Developer Tools

Introducing the agent quality loop: AgentCore Optimization now in preview

New optimization preview uses production traces to auto-generate and validate agent improvements.

Deep Dive

Amazon Bedrock AgentCore has announced a new Optimization preview that establishes a complete observe-evaluate-improve loop for AI agents. The feature tackles the common problem of agent quality degradation after launch—caused by shifting user behavior, evolving models, and reused prompts. Traditionally, teams relied on manual trace analysis and intuition-driven prompt rewrites, often introducing new issues. AgentCore’s new capabilities automate this cycle: Recommendations (via API) analyze production traces stored in CloudWatch Logs and optimize either the system prompt or tool descriptions to maximize a chosen reward signal (e.g., built-in evaluators like goal success rate or custom LLM-as-judge scores).

Validation is handled in two ways. Batch evaluation tests recommendations against a predefined test dataset—or against a simulated dataset generated by an LLM-backed actor playing the end-user role—reporting aggregate scores to catch regressions. A/B testing then runs through AgentCore Gateway, splitting live production traffic at configurable percentages and reporting results with confidence intervals and statistical significance. This loop replaces the slow, manual cycle with systematic data-backed evidence.
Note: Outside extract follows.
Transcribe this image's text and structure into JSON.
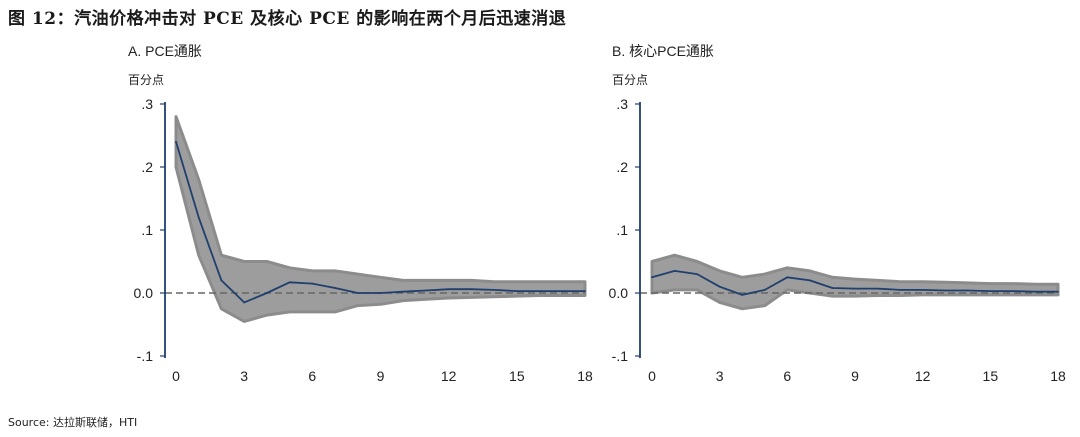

As NTT DATA’s Yoshiharu Okuda noted, processes that once required weeks of manual tuning now become rapid, repeatable cycles. AgentCore’s end-to-end traceability (OpenTelemetry-compatible) captures every model call, tool invocation, and reasoning step, enabling continuous optimization at scale for thousands of developers already using the platform.

Key Points
  • Recommendations API analyzes production traces in CloudWatch Logs to optimize system prompts or tool descriptions based on a chosen reward signal (built-in or custom evaluator).
  • Batch evaluation validates changes against predefined test datasets or simulated LLM-backed actor datasets, catching regressions before deployment.
  • A/B testing via AgentCore Gateway splits live traffic between agent versions with configurable percentages and reports results with statistical significance.

Why It Matters

Automates the tedious manual agent optimization cycle, enabling continuous data-driven improvements at scale for production AI agents.